Details
Last updated
Last updated
This proof of concept is a paper trading simulator designed specifically for meme coins on the Solana blockchain. Built fully using python, it has basic features and functionality, allowing users to practice trading strategies without risking real assets, making it an ideal tool for both newcomers and experienced traders looking to test new approaches.
Frontend: Streamlit
Database: DuckDB (Local)
API: CoinGecko, BitQuery
Backend: Python
The POC v1 uses DuckDB as its local database system, implementing two primary tables to manage trading data efficiently.
date
- Date of the trade
time
- Time of the trade
symbol
- Token symbol/ticker (e.g., PPAWS)
token
- Token name
contract_address
- Token's contract address
action
- Type of trade (buy/sell)
market_cap
- Market cap at time of trade
token_price
- Token price at time of trade
token_amt
- Amount of tokens traded
total
- Total SOL value of trade
date
- Position opening date
time
- Position opening time
symbol
- Token symbol/ticker (e.g., PPAWS)
token
- Token name
contract_address
- Token's contract address
market_cap
- Current market cap
average_market_cap
- Average market cap for position
initial_investment
- Total SOL invested
remaining
- Current position value
sold
- Amount sold in SOL
unrealized_profit
- Current unrealized P/L
realized_profit
- Total realized P/L
roi
- Return on Investment (%)
total_token_amt
- Total tokens purchased
remaining_token_amt
- Remaining tokens held
Used for fetching SOL/USD price
Free tier API access
No authentication required
Public endpoint usage
Used for fetching real-time token data
Provides market cap and price information
Requires API key for authentication
Rate limited based on subscription tier
POC v2 manages data through two local files: settings.yaml
and trades.ddb
. When the application is first launched, it automatically creates a settings.yaml
file with default values for balance, trading fees, and API key storage. The trades.ddb
database file, however, must be manually created through the settings page in the user interface. This database is essential for storing trade history and tracking positions, and the application will display a warning message until it's created.
This YAML file serves as the central configuration hub, maintaining user preferences between sessions and ensuring trading parameters remain consistent. The file is easily accessible and can be modified through the settings interface in the application.
api_key
- BitQuery API key
balance
- Available balance (default: 3 SOL)
priority_buy_fee
- Priority buy fee (default: 0.01)
priority_sell_fee
- Priority sell fee (default: 0.01)
The trades database is the core storage system for all trading activity within POC v1. This DuckDB database maintains comprehensive records of all transactions and positions. It tracks every buy and sell order and stores detailed token information. The database enables real-time portfolio monitoring and provides the foundation for all trading functionality within the application. Through this database, users can access their complete trading history and monitor their current positions and performance metrics. The database contains 2 tables:
transactions
table - Records every buy and sell trade executed by the user, storing essential details like date, time, token information, trade type, and transaction values.
positions
table - Tracks all portfolio positions and their performance metrics, including investment amounts, current values, profits/losses, and token quantities.
Implementing a fully local data storage system ensures that all trading data, user settings, and API credentials remain solely on the user's machine, with no transmission to external servers or cloud storage.
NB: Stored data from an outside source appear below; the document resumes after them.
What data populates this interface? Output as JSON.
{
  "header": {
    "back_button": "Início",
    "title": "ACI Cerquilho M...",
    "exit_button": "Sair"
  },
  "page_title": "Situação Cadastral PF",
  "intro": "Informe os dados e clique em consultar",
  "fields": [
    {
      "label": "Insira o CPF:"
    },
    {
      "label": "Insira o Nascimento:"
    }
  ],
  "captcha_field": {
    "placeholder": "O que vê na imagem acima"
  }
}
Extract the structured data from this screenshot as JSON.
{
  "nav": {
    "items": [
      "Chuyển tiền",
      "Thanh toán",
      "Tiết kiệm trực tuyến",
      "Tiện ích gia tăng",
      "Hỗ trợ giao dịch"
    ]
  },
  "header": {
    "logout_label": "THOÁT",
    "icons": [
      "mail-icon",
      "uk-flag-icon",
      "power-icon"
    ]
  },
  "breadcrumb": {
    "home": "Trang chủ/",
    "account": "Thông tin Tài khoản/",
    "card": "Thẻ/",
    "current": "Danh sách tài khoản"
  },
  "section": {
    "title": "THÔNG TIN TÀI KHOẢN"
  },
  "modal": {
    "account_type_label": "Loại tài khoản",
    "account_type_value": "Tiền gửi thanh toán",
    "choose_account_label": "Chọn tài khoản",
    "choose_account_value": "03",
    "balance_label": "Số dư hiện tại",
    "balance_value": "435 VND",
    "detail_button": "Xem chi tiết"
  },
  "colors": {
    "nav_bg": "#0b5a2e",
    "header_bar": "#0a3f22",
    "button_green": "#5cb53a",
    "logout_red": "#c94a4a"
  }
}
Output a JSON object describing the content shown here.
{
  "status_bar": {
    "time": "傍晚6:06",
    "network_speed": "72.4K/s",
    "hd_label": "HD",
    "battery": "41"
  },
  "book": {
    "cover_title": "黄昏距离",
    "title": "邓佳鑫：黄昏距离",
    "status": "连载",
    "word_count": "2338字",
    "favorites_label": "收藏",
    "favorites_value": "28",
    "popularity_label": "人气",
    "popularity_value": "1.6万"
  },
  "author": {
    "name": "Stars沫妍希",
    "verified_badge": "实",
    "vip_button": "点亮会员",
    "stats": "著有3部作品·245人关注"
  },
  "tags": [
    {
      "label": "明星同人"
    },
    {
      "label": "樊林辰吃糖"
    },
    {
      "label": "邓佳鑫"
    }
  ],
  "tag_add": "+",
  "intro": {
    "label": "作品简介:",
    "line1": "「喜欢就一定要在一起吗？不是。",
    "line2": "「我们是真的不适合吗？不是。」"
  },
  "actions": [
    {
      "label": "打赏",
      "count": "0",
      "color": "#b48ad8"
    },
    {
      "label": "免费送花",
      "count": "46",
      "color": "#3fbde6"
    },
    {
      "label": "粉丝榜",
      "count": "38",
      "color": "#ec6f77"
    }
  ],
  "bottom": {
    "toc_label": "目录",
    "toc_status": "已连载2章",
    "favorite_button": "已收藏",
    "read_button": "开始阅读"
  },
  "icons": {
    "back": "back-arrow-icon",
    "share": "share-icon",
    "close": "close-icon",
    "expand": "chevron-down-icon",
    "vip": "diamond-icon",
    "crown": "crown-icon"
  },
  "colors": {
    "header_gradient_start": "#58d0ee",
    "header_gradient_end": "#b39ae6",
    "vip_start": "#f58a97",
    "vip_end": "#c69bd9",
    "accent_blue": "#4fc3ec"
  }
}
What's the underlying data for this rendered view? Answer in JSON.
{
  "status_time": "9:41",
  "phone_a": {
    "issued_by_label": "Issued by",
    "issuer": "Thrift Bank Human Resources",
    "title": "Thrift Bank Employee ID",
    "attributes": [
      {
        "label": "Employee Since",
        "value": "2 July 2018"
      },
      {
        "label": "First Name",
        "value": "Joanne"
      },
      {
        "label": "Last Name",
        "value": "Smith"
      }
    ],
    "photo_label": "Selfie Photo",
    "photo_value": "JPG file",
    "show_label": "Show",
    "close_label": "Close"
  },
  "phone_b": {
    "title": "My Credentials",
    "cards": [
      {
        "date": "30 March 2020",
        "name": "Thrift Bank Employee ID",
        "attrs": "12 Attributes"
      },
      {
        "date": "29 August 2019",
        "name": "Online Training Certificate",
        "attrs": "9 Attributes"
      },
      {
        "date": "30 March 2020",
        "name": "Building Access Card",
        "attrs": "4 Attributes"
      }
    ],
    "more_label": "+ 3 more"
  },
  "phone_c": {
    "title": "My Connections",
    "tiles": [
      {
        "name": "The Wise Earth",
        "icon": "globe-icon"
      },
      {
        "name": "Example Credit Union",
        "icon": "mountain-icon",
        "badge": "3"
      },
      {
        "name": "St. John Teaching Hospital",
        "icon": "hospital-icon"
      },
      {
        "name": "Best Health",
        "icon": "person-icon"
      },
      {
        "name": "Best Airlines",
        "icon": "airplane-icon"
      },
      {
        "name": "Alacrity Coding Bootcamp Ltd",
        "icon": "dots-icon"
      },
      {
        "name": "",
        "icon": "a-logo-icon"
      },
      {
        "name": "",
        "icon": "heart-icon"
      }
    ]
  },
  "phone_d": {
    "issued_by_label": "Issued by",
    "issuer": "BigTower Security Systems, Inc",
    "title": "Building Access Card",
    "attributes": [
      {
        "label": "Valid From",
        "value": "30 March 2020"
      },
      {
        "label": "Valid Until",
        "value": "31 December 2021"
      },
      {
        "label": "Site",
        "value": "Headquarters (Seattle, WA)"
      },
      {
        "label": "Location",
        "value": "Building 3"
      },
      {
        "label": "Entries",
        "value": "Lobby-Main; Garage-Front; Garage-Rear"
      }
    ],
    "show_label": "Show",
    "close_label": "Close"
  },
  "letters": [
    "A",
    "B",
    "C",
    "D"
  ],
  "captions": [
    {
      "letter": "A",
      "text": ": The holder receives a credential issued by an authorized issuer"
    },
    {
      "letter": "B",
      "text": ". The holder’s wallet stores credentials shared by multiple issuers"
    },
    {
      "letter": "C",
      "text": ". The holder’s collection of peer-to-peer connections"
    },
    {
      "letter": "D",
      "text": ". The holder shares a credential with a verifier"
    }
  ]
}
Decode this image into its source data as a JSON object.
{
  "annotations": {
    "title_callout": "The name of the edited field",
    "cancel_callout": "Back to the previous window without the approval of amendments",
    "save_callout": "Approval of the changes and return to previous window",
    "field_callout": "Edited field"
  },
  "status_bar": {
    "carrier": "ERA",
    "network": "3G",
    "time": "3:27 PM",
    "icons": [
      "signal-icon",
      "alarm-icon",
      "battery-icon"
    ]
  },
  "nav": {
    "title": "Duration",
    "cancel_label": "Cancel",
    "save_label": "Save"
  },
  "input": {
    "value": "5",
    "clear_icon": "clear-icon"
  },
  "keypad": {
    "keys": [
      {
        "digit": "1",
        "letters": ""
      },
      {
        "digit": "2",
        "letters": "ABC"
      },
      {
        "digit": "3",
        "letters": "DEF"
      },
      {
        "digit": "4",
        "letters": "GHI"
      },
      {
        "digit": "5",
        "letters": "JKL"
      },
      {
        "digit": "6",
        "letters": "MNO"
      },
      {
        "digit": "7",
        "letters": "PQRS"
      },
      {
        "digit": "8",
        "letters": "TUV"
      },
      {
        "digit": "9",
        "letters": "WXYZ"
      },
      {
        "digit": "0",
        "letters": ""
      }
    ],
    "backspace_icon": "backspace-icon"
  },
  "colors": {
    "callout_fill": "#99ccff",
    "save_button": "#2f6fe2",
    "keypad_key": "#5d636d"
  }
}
This local data management approach ensures that sensitive information, such as trading strategies and portfolio values, stays private and secure. Users maintain complete ownership of their data, with the ability to manage, backup, or delete their information as needed. The application's design eliminates concerns about data breaches or unauthorized access to trading information, as there are no external connections beyond the necessary API calls for real-time market data.
The only external communication occurs through the BitQuery API for token data and CoinGecko API for SOL prices, but these interactions are limited to retrieving market information and do not involve sending any user data outward. This architecture provides users with the confidence that their trading activities and performance metrics remain completely private while still enabling full functionality for paper trading.